Настроение у нее от хамской выходки все-таки немного испортилось. Хорошо Ксеньке, ей и моды неинтересны, да и все восхитительные соблазны Петровки. То есть не хорошо, конечно, а просто спокойно… Ведь что же хорошего в том, чтобы жить на свете без интереса к соблазнам? Скука, и только!
— И вот, представляешь, открывают они склеп, а там тринадцать черепов!
— Отчего же именно тринадцать? — Даже в полной темноте, царившей в комнате, Эстер увидела, что Ксения улыбнулась. Не глазами, конечно, увидела, а как-то иначе. — Я думаю, это после уж выдумали. Для пущего страха.
— И ничего не выдумали, — возразила Эстер. — Это весь «Марсель» знает, даже мадам Францева.
— Но я ведь не знаю.
А просто ты у нас глупостями не интересуешься! — засмеялась Эстер. — Оттого и не знаешь. И неужели не страшно, Ксенечка? — с любопытством спросила она. — Ты только представь, тринадцать черепов, жутких, желтых, и кости еще! И все прямо вот здесь, на углу. Вам страшно? — обернулась она к Игнату, силуэт которого угадывался на фоне окна.
— Нет, — сказал Игнат.
Что и говорить, потомок Ломоносова не отличался многословием. Даже непонятно, зачем он пришел вместе с Ксенией в комнату к Эстер, ведь явно не испытывает никакого интереса к девичьей болтовне. Ну да, впрочем, он и не мешает, так что пусть сидит. Тем более, когда Эстер стала рассказывать про страшную находку, сделанную прошлым летом в подвале магазина «Все для радио», то во всем доме погас свет, и ей самой стало не по себе: все-таки черепа, кости…
— Там когда-то церковь была, — сказала Ксения. — Рождества Богородицы. Конечно, и кладбище при ней было. Оттого и черепа в подвале.
— Да-а? — разочарованно протянула Эстер. — А я думала, роковые страсти какие-нибудь. Например, у какого-нибудь князя, когда-нибудь при Иване Грозном, была любимая жена, а к ней тайком любовники ходили, вот он и приказал их всех убить, и ее убить, и ее конфидентку тайную — горничную, что ли — убить, и всех в подвале замуровать.

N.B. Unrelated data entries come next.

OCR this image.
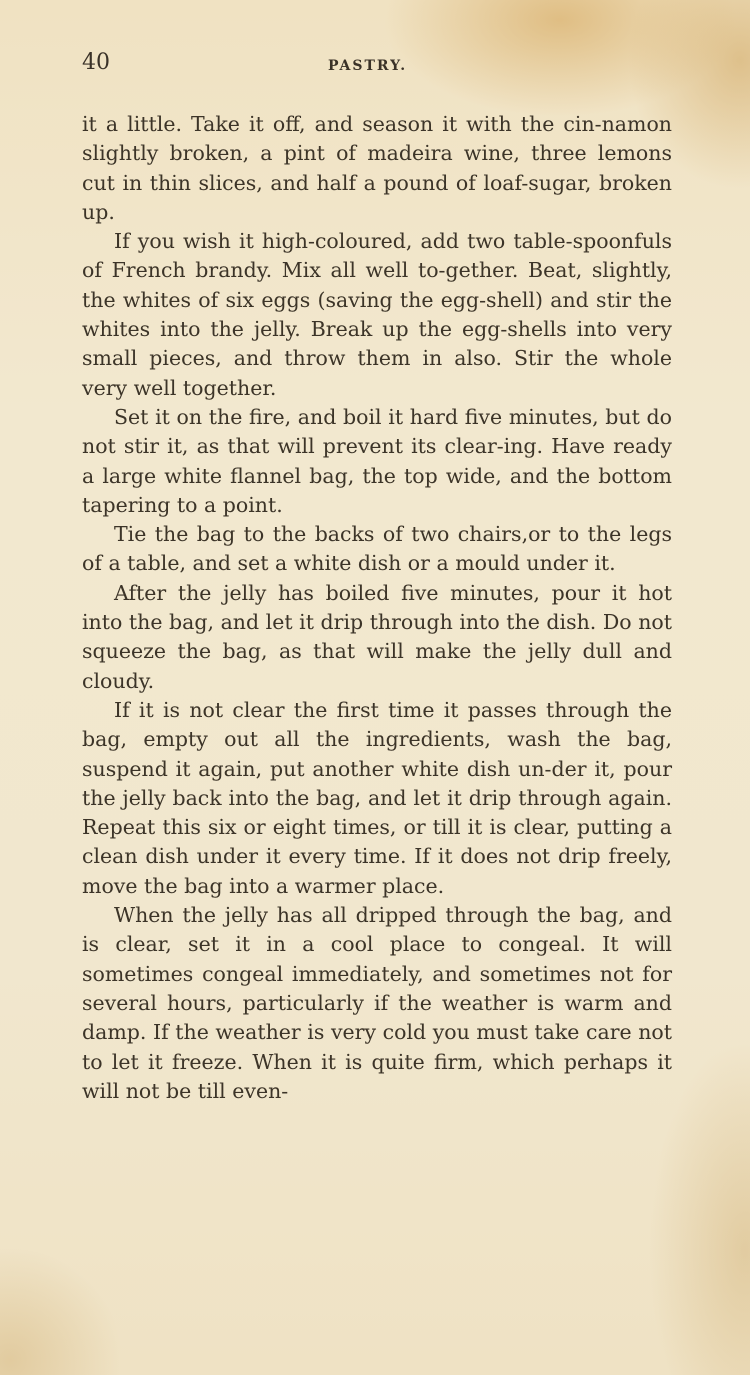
40	PASTRY.

it a little. Take it off, and season it with the cin-namon slightly broken, a pint of madeira wine, three lemons cut in thin slices, and half a pound of loaf-sugar, broken up.

If you wish it high-coloured, add two table-spoonfuls of French brandy. Mix all well to-gether. Beat, slightly, the whites of six eggs (saving the egg-shell) and stir the whites into the jelly. Break up the egg-shells into very small pieces, and throw them in also. Stir the whole very well together.

Set it on the fire, and boil it hard five minutes, but do not stir it, as that will prevent its clear-ing. Have ready a large white flannel bag, the top wide, and the bottom tapering to a point.

Tie the bag to the backs of two chairs,or to the legs of a table, and set a white dish or a mould under it.

After the jelly has boiled five minutes, pour it hot into the bag, and let it drip through into the dish. Do not squeeze the bag, as that will make the jelly dull and cloudy.

If it is not clear the first time it passes through the bag, empty out all the ingredients, wash the bag, suspend it again, put another white dish un-der it, pour the jelly back into the bag, and let it drip through again. Repeat this six or eight times, or till it is clear, putting a clean dish under it every time. If it does not drip freely, move the bag into a warmer place.

When the jelly has all dripped through the bag, and is clear, set it in a cool place to congeal. It will sometimes congeal immediately, and sometimes not for several hours, particularly if the weather is warm and damp. If the weather is very cold you must take care not to let it freeze. When it is quite firm, which perhaps it will not be till even-
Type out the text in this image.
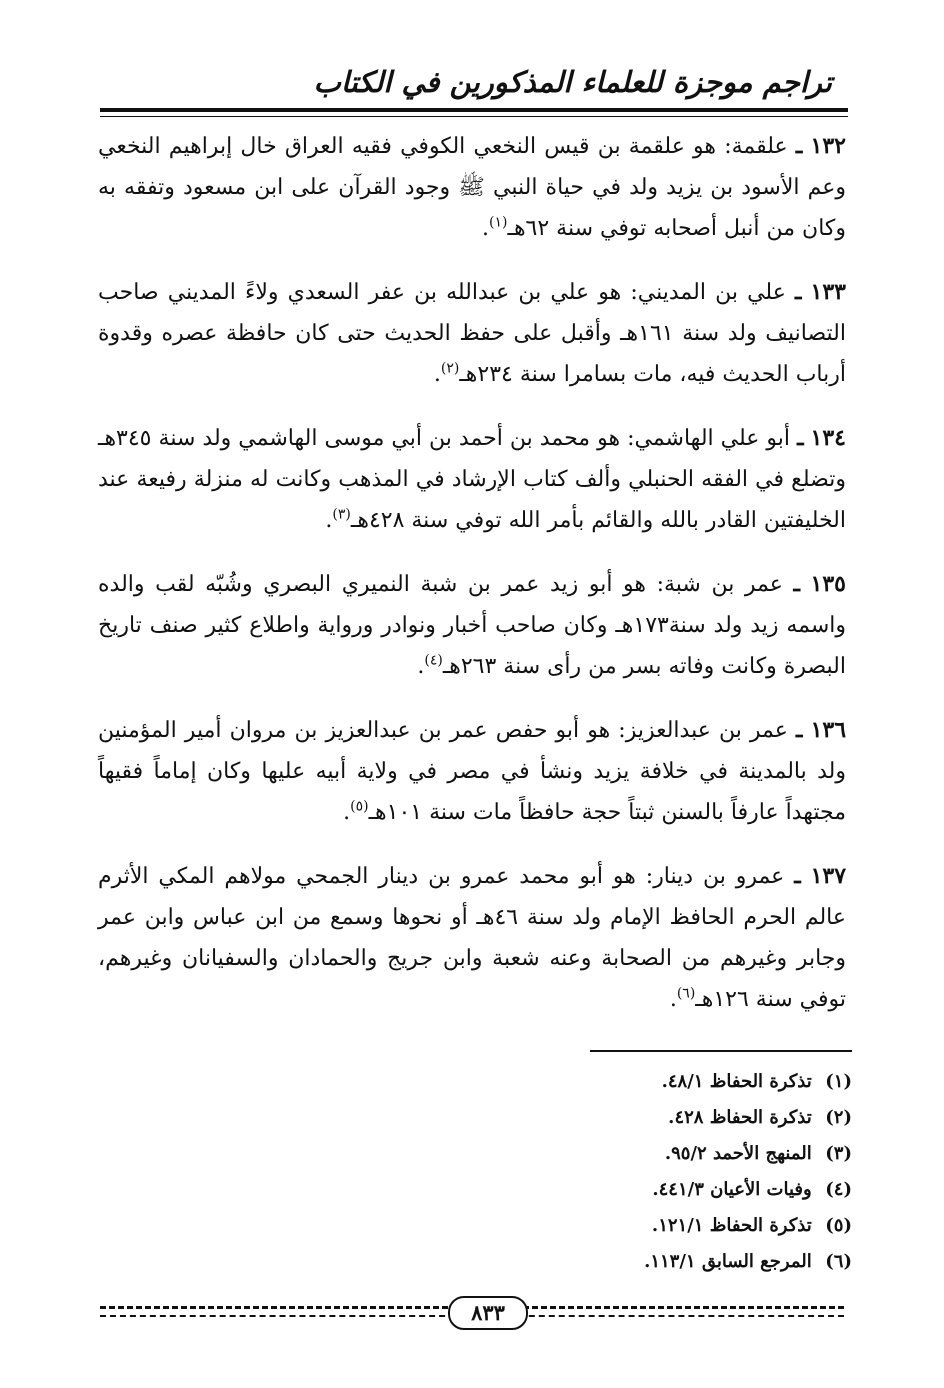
تراجم موجزة للعلماء المذكورين في الكتاب

١٣٢ ـ علقمة: هو علقمة بن قيس النخعي الكوفي فقيه العراق خال إبراهيم النخعي وعم الأسود بن يزيد ولد في حياة النبي ﷺ وجود القرآن على ابن مسعود وتفقه به وكان من أنبل أصحابه توفي سنة ٦٢هـ$^{(١)}$.

١٣٣ ـ علي بن المديني: هو علي بن عبدالله بن عفر السعدي ولاءً المديني صاحب التصانيف ولد سنة ١٦١هـ وأقبل على حفظ الحديث حتى كان حافظة عصره وقدوة أرباب الحديث فيه، مات بسامرا سنة ٢٣٤هـ$^{(٢)}$.

١٣٤ ـ أبو علي الهاشمي: هو محمد بن أحمد بن أبي موسى الهاشمي ولد سنة ٣٤٥هـ وتضلع في الفقه الحنبلي وألف كتاب الإرشاد في المذهب وكانت له منزلة رفيعة عند الخليفتين القادر بالله والقائم بأمر الله توفي سنة ٤٢٨هـ$^{(٣)}$.

١٣٥ ـ عمر بن شبة: هو أبو زيد عمر بن شبة النميري البصري وشُبّه لقب والده واسمه زيد ولد سنة١٧٣هـ وكان صاحب أخبار ونوادر ورواية واطلاع كثير صنف تاريخ البصرة وكانت وفاته بسر من رأى سنة ٢٦٣هـ$^{(٤)}$.

١٣٦ ـ عمر بن عبدالعزيز: هو أبو حفص عمر بن عبدالعزيز بن مروان أمير المؤمنين ولد بالمدينة في خلافة يزيد ونشأ في مصر في ولاية أبيه عليها وكان إماماً فقيهاً مجتهداً عارفاً بالسنن ثبتاً حجة حافظاً مات سنة ١٠١هـ$^{(٥)}$.

١٣٧ ـ عمرو بن دينار: هو أبو محمد عمرو بن دينار الجمحي مولاهم المكي الأثرم عالم الحرم الحافظ الإمام ولد سنة ٤٦هـ أو نحوها وسمع من ابن عباس وابن عمر وجابر وغيرهم من الصحابة وعنه شعبة وابن جريج والحمادان والسفيانان وغيرهم، توفي سنة ١٢٦هـ$^{(٦)}$.

(١) تذكرة الحفاظ ٤٨/١.
(٢) تذكرة الحفاظ ٤٢٨.
(٣) المنهج الأحمد ٩٥/٢.
(٤) وفيات الأعيان ٤٤١/٣.
(٥) تذكرة الحفاظ ١٢١/١.
(٦) المرجع السابق ١١٣/١.
٨٣٣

Ксения засмеялась. Смех ее прозвучал в темноте нежным серебром.
— Фантазерка, — сказала она. — Тебе повсюду роковые страсти мерещатся.
— Ну и что? — дернула плечиком Эстер. — Без роковых страстей скучно. Даже с желтыми черепами.
— У тебя свечи есть? — спросила Ксения. — Или я вместе с головой принесу. А то света, возможно, до утра уже и не будет, а сахару непременно сегодня надо наколоть. Бабушка пообещала, что завтра утром три четверти Анне Григорьевне вернет.
Анна Григорьевна была старушка вроде Евдокии Кирилловны, только приходилась супругой не покойному священнику Троице-Сергиевой лавры, как Иорданская, а одному из многочисленных князей Голицыных, тоже, разумеется, покойному. Откуда у нее взялась целая сахарная голова, неизвестно, роскошь это была для человека ее происхождения непомерная. Но вот откуда-то взялась же — возможно, обнаружилась где-нибудь в тайнике, припрятанная с дореволюционных пор. Впрочем, едва ли: уж с революции восемь лет прошло, как было сохраниться сахарной голове! Тем не менее драгоценность была передана Евдокии Кирилловне с тем, чтобы быть расколотой и наколотой на мелкие кусочки: у самой княжны Голицыной не осталось уже силы в руках для такой работы.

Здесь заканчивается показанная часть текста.